In einer Kleinstadt hat Niccolò sich mit einer Bekannten vom Land verabredet. Diese muss dringend eine Toilette aufsuchen, möchte aber nicht in eine Bar gehen, sondern bevorzugt das Theater. Dort macht Niccolò die Bekanntschaft mit der bodenständigen Schauspielerin Ida (Christine Boisson), die er später auch besucht. Zwar hat Niccolò auch mit Ida Geschlechtsverkehr, aber diese merkt, dass er sie nicht bedingungslos liebt. Als Niccolò Ida nach Venedig einlädt, gesteht sie ihm, dass sie schwanger ist. Ida, die zuvor glücklich war, ist von einem Moment auf den anderen traurig.

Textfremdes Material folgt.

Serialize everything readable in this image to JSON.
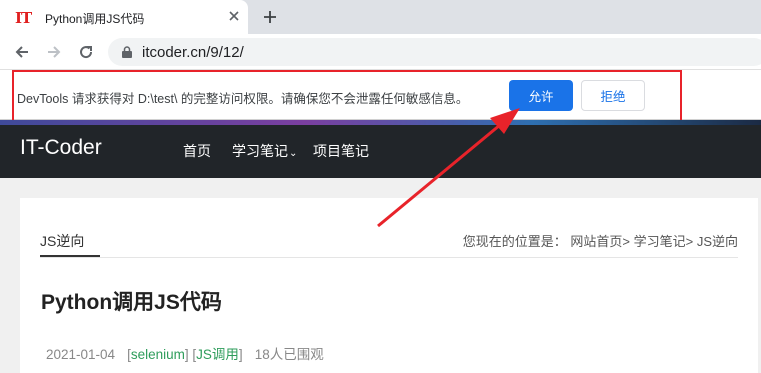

Sie gesteht Niccolò auch, dass sie ein Problem mit italienischen Regisseuren hat…

Kritik:

Michelangelo Antonioni thematisiert in „Identifikation einer Frau“ einmal mehr die Unmöglichkeit echter menschlicher Beziehungen, drückt dies aber im Gegensatz zu seiner Tetralogie der Entfremdung mehr in Worten als in Bildern aus, obwohl die Verwendung von ausdruckskräftigen Rot- und Blaufarben in leuchtendem Technicolor auf Antonionis symbolischer Farbdramaturgie hinweist, die er bereits in seinem ersten Farbfilm „Rote Wüste“ perfekt inszeniert hatte. 
Auch wenn mit Niccolò ein männlicher Filmemacher im Zentrum der Handlung steht, erfahren wir doch kaum etwas über ihn, weder über seine früheren Frauenbeziehungen noch über seine Filme. Er scheint sich allein darauf zu beschränken, die ideale Frau zu finden, ohne viel von sich preiszugeben. Doch die neuen Beziehungen zu einer narzisstischen Adligen und einer bodenständigen Schauspielerin haben nur flüchtigen Charakter und scheinen dem Ideal, nach dem Niccolò sucht, nicht zu entsprechen, aber auch die Frauen geben deutlich zu verstehen, dass Niccolò nicht das ist, wonach sie selbst suchen. 
Antonioni verbindet die Unmöglichkeit, sich auf einen anderen Menschen wirklich einzulassen, mit einer ablehnenden Haltung gegenüber dem Leben in der Stadt und ihren technischen Neuerungen. So ist Niccolò nach seiner Rückkehr von einer Reise ebenso von der Alarmanlage in seiner Wohnung genervt als auch vom Anrufbeantworter, auf dem nur sinnlose Nachrichten hinterlassen worden sind.
Zu den für Antonioni ungewöhnlich vielen Dialogen gesellt sich auch ein umfangreicher Soundtrack, was insofern überrascht, als Antonioni immer betont hat, auf traditionelle musikalische Kommentare in seinen Filmen verzichten zu wollen. Hier gesellen sich zum elektronischen Score des ehemaligen Ultravox-Frontmanns John Foxx noch Stücke von Tangerine Dream („Tangram“, „Ricochet“), Peter Baumann, Brian Eno, Orchestral Manoeuvres in the Dark, Japan, XTC und Gianna Nannini hinzu.